A missed opportunity is often described in everyday conversation as a missed chance, lost opportunity, or failure to do something. Within the clinical setting, a missed opportunity may encompass failure to provide patient education, health promotion, preventative care, or referrals to resources. As the health care system continues to evolve with technological advances, new methods of patient–provider interaction (telephone, urgent care, e-mail), and increased access to over-the-counter treatment options, the potential for losing opportunities to provide comprehensive care increases.

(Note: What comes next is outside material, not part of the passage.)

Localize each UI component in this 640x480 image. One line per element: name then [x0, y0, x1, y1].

These lost opportunities to provide care can be reflected in decreased patient satisfaction, patient safety, and comprehensive care and in increased cost. The increased cost related to DMST can be represented in terms of the actual financial expense and of the loss of care that should be offered to a disempowered group such as adolescent victims of sex trafficking. Furthermore, from the perspective of a clinician, missed opportunities in health care are just as important as successful patient encounters.
As mentioned earlier, this article offers information that can be used in the primary care setting to assess, identify, and intervene with adolescent patients who are being trafficked for sex. The following is a description of a clinical scenario that represents a missed clinical opportunity.
Case study: Anna
While staying in a short-term shelter for runaway and homeless youth, Anna (name has been changed), age 17, presented to the medical clinic for mandatory history and physical examination. She completed a comprehensive history form, which was reviewed by the nurse practitioner, and underwent a physical examination.
Anna lived with her family in a suburb of a large metropolitan city. She was the oldest of 3 children, with 2 siblings younger than 10 years of age. Anna said she had come to the shelter because of a stressful relationship and disagreements with her parents.
Anna’s medical history was negative for any chronic disease or acute illnesses, daily medication, or current complaints. Her social history revealed no cigarette smoking and no alcohol or drug use. However, a review of her sexual history indicated that Anna had had multiple sexual partners (more than 50 in the prior 3 months). Further questioning revealed that she was having sex for money.